Thirst for knowledge

Sastry is also well-versed with other art forms, such as sculpting idols out of clay. He is an expert at deciphering inscriptions and is also a bombe aata (puppetry) practitioner. The list of his accomplishments is endless. Sastry is a translator, a science writer, an expert at sketching, and can hold the interest of an audience comprising entirely of children for hours, by way of his simple methods of teaching mathematics and science.

Talk to him about any subject, and eventually the conversation will return to his favourite subject, mathematics. For him, there is no life without maths. 

Sastry is a bank employee, but a favourite among students of many schools across the State. Any workshop on science and mathematics, and you are bound to find Sastry there.

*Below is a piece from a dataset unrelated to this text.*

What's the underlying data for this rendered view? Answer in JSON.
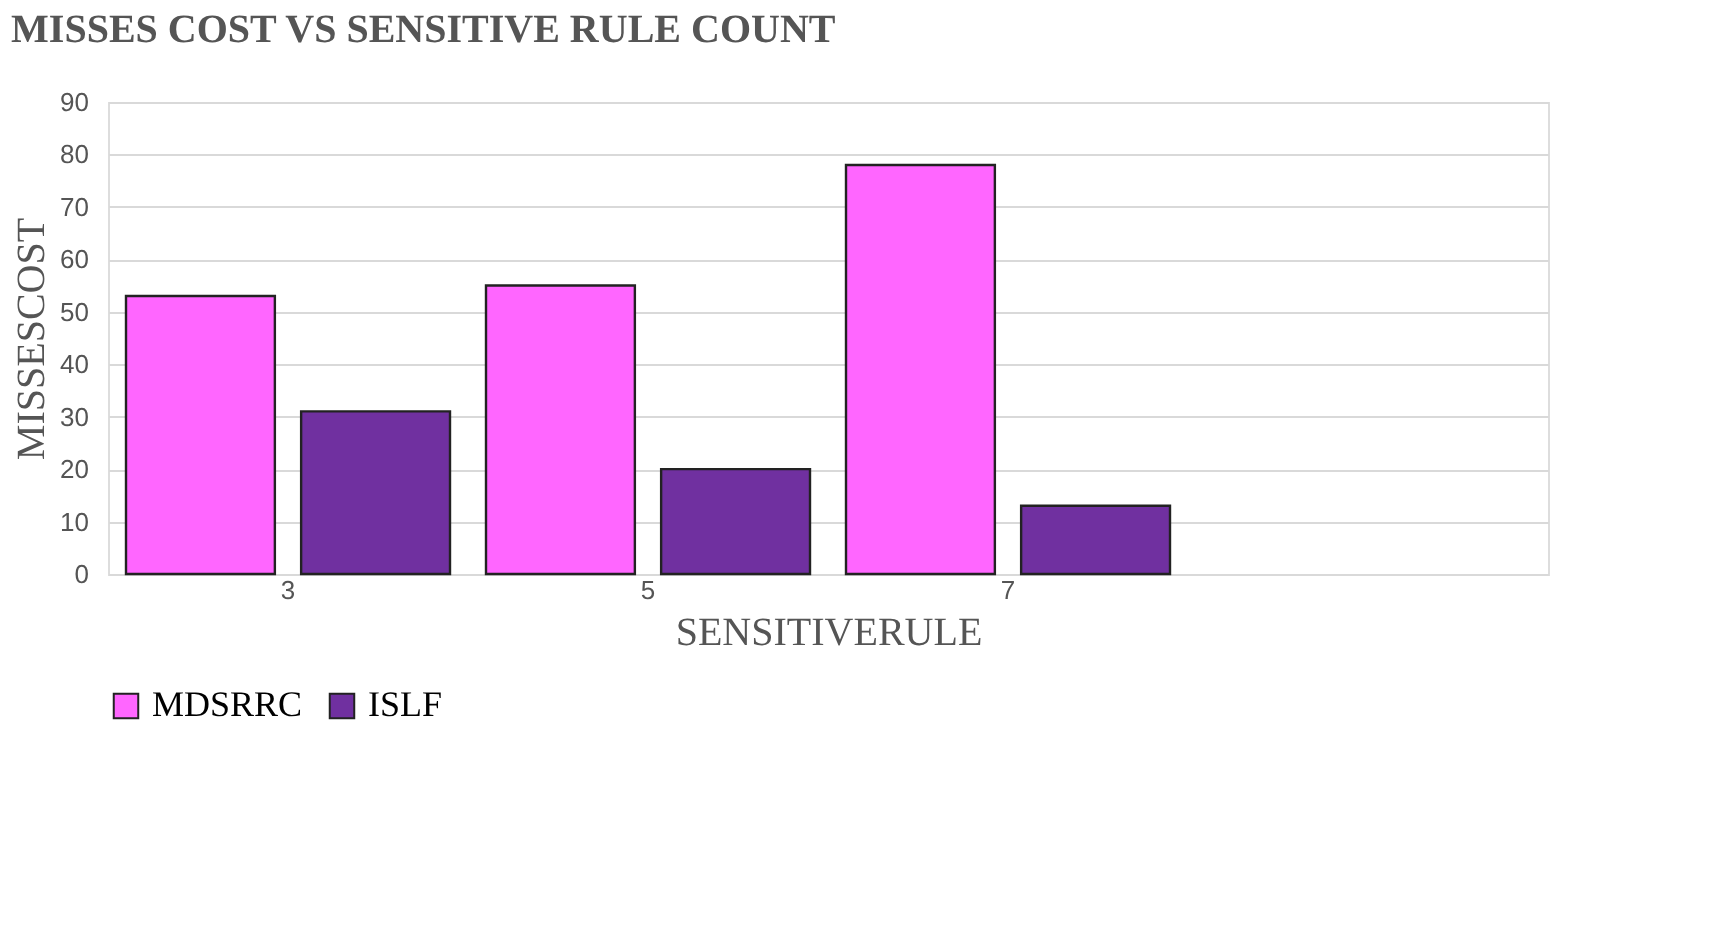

Such workshops and science and maths teaching sessions take him from Mysore to Davangere, and Shimoga to Belgaum. Sastry’s firm belief is that one doesn’t need expensive science and maths models to teach children. He uses paper art to teach children many concepts of science. One needs to spend a minimum of Rs 150 to buy an aeroplane model.

But, Sastry can use a single A4-sheet of paper to make an aeroplane and teach children concepts of aerodynamics by way of this.

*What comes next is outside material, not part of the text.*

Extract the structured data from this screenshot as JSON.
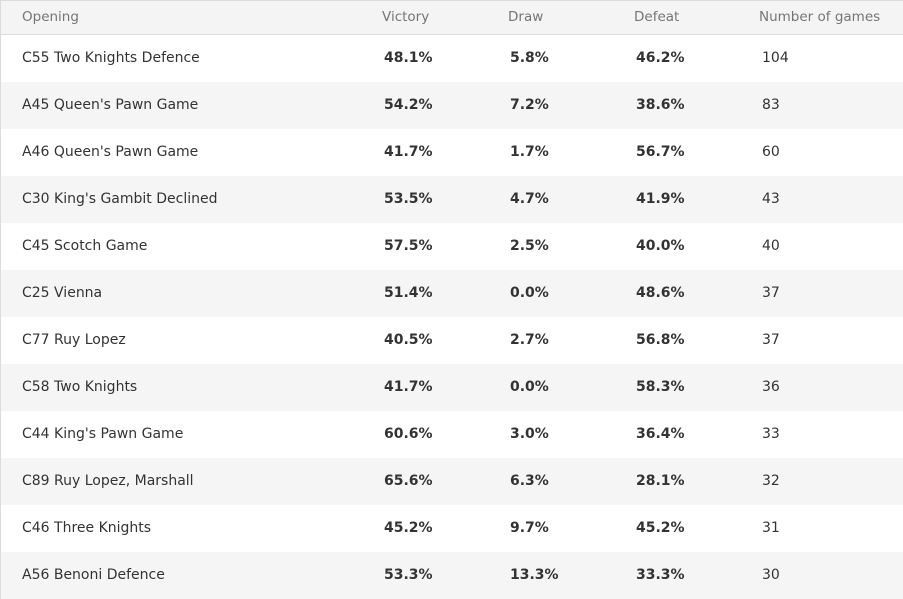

This paper artist has also written several books to teach concepts of science and mathematics by simple methods.

His skills as a science communicator have been appreciated by several science and technology bodies, including those of Karnataka and Madhya Pradesh. Sastry’s journey started way back in the Eighties, after the Bhopal gas tragedy. His interest in science awareness was ignited at that point. “Not many were aware that the leakage of methyl isocyanate is toxic. I decided to create awareness among children in Kolar’s schools. That journey still continues,” he explains.

“I didn’t learn paper art for art’s sake. It was my way of responding to problems that teachers and students faced during their science and mathematics classes,” he adds. It was also a great break for Sastry from the monotony of bank work. Sastry has many admirers, among whom is Mysore Amateur Naturalists’ environment resource person and bird watcher K Manu, who appreciates his discipline and commitment to science studies.

To top it all, Sastry’s work has also been chosen for the 2011-12 award for science communicators instituted by the Vision Group on Science and Technology which functions under the Department of IT, BT and S&T. One more feather in the Kolar man’s cap.